The volume of$1.0\mathrm{m}\mathrm{o}\mathrm{l}\mathrm{e}$of the gas is$22400\mathrm{m}\mathrm{L}$.

$\begin{array}{l}{\mathrm{n}}_2=0.00001\mathrm{m}\mathrm{L}\cdot \frac{1\mathrm{m}\mathrm{o}\mathrm{l}}{22400\mathrm{m}\mathrm{L}}\\ {\mathrm{n}}_2=4.46\times 10^{-9}\mathrm{m}\mathrm{o}\mathrm{l}\end{array}$

The molar mass of$Ra$is$226\mathrm{g}\mathrm{m}\mathrm{o}{\mathrm{l}}^{-1}$. From that, we can get${\mathrm{n}}_1$.
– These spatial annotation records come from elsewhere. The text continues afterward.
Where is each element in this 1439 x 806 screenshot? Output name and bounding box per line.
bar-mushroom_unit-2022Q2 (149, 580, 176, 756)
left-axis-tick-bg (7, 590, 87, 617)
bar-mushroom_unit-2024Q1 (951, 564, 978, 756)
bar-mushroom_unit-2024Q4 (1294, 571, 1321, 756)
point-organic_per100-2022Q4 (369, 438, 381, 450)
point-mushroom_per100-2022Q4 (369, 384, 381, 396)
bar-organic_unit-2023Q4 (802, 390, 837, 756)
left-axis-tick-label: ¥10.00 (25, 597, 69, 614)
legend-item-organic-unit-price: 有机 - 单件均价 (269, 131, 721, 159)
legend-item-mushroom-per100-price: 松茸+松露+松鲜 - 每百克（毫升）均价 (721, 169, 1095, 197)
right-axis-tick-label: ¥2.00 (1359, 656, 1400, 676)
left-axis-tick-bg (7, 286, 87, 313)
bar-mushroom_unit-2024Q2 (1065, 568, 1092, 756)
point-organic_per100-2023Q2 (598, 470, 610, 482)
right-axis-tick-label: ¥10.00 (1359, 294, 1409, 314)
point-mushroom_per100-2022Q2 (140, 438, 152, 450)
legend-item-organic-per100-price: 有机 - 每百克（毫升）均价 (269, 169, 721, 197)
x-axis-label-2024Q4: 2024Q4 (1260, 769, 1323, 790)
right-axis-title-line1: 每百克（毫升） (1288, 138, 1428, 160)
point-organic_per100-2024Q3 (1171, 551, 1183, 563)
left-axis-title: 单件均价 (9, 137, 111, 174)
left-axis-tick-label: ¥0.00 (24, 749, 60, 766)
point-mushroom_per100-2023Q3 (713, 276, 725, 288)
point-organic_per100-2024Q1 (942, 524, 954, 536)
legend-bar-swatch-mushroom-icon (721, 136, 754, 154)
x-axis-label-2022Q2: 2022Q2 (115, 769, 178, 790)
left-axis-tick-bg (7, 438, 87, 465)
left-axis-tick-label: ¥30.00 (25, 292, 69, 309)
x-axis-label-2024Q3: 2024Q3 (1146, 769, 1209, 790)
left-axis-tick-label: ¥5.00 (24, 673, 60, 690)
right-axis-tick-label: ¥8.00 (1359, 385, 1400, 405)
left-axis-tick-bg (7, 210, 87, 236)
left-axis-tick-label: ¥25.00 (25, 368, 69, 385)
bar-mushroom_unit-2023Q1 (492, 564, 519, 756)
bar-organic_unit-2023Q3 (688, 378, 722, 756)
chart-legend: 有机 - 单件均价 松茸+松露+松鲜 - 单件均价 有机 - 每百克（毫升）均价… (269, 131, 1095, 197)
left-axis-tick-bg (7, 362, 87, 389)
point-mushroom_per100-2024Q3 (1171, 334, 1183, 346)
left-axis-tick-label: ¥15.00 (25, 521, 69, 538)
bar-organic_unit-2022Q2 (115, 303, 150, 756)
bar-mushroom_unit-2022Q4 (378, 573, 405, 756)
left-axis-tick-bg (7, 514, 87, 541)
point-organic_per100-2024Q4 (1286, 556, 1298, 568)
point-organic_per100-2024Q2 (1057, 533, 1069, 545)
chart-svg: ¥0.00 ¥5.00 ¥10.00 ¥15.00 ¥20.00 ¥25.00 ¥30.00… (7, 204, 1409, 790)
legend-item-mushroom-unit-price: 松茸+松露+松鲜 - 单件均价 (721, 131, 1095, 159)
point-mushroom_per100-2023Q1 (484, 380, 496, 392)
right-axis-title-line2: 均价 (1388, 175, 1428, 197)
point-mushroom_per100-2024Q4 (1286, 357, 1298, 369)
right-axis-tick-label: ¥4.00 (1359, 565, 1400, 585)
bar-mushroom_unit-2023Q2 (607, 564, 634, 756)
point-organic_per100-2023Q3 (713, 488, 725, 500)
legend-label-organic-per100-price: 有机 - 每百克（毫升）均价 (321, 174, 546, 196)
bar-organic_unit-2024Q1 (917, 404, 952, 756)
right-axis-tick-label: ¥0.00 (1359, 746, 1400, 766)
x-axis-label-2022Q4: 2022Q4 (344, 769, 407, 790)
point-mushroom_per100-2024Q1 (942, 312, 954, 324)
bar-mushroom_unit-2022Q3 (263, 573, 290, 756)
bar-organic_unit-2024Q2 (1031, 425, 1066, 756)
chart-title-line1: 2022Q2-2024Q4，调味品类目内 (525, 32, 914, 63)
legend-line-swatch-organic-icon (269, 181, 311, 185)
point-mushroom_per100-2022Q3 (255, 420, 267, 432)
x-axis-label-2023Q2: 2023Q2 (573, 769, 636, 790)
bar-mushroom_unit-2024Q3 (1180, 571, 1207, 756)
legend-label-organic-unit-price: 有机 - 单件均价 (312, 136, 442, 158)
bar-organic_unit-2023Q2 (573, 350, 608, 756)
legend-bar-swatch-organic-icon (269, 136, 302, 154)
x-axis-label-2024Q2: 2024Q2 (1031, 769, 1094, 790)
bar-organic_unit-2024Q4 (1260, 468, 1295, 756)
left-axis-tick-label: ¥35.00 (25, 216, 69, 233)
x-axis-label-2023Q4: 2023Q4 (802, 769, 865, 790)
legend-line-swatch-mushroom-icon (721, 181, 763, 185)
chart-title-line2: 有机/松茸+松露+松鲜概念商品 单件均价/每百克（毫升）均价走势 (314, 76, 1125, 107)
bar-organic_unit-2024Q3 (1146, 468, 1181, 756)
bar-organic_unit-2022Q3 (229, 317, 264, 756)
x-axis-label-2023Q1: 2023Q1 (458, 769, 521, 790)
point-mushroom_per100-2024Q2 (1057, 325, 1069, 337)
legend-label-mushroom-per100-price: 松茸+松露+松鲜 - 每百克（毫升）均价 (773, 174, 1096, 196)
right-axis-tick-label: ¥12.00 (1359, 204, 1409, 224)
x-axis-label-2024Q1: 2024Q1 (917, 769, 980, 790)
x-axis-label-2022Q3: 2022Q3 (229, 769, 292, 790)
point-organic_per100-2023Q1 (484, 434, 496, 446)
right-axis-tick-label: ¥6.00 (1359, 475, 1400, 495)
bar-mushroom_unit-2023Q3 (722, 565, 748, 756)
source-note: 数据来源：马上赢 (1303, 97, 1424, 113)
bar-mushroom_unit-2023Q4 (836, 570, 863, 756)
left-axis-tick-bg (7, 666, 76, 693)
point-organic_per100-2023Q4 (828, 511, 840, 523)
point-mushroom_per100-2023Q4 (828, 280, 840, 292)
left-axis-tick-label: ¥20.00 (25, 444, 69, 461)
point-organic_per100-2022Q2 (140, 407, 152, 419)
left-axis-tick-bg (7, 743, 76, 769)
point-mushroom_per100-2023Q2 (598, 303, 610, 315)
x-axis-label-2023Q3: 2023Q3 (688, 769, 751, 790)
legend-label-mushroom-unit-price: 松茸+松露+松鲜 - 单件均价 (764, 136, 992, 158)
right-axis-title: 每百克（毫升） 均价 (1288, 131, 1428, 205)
$\begin{array}{l}{\mathrm{n}}_1=\frac{\mathrm{m}}{\mathrm{M}}\\ {\mathrm{n}}_1=\frac{1.000\mathrm{g}}{226\mathrm{g}\mathrm{m}\mathrm{o}{\mathrm{l}}^{-1}}\\ {\mathrm{n}}_1=4.42\cdot 10^{-3}\mathrm{m}\mathrm{o}\mathrm{l}\end{array}$

$\begin{array}{l}\mathrm{n}={\mathrm{n}}_1-{\mathrm{n}}_2\\ \mathrm{n}=4.42\cdot 10^{-3}\mathrm{m}\mathrm{o}\mathrm{l}-4.46\cdot 10^{-9}\mathrm{m}\mathrm{o}\mathrm{l}\\ \mathrm{n}=4.42\cdot 10^{-3}\mathrm{m}\mathrm{o}\mathrm{l}\end{array}$

From the first formula, the ratio is:

$\frac{\mathrm{n}}{{\mathrm{n}}_1}=\frac{4.42\cdot 10^{-3}\mathrm{m}\mathrm{o}\mathrm{l}}{4.42\cdot 10^{-3}\mathrm{m}\mathrm{o}\mathrm{l}}=1$

Calculating the Half-Life

Substituting the values into the formula :

$\begin{array}{c}\left(\frac{\mathrm{n}}{{\mathrm{n}}_1}\right)={\left(\frac{1}{2}\right)}^{\frac{\mathrm{t}}{{\mathrm{t}}_{1/2}}}\\ 1={\left(\frac{1}{2}\right)}^{\frac{\mathrm{t}}{{\mathrm{t}}_{1/2}}}\end{array}$

The value for time is$24\mathrm{h}$:

$\begin{array}{c}1={\left(\frac{1}{2}\right)}^{\frac{24\mathrm{h}}{{\mathrm{t}}_{1/2}}}\\ \mathrm{l}\mathrm{o}\mathrm{g}1=\mathrm{l}\mathrm{o}\mathrm{g}{\left(\frac{1}{2}\right)}^{\frac{24\mathrm{h}}{{\mathrm{t}}_{1/2}}}\\ \mathrm{l}\mathrm{o}\mathrm{g}1=\frac{24\mathrm{h}}{{\mathrm{t}}_{1/2}}\mathrm{l}\mathrm{o}\mathrm{g}\left(\frac{1}{2}\right)\\ \frac{\mathrm{l}\mathrm{o}\mathrm{g}1}{\mathrm{l}\mathrm{o}\mathrm{g}\left(\frac{1}{2}\right)}=\frac{24\mathrm{h}}{{\mathrm{t}}_{1/2}}\end{array}$

And if$\log 1$is divided by$\mathrm{l}\mathrm{o}\mathrm{g}(1/2)$, it gives$0$.

Therefore, the value of the half-life is infinite.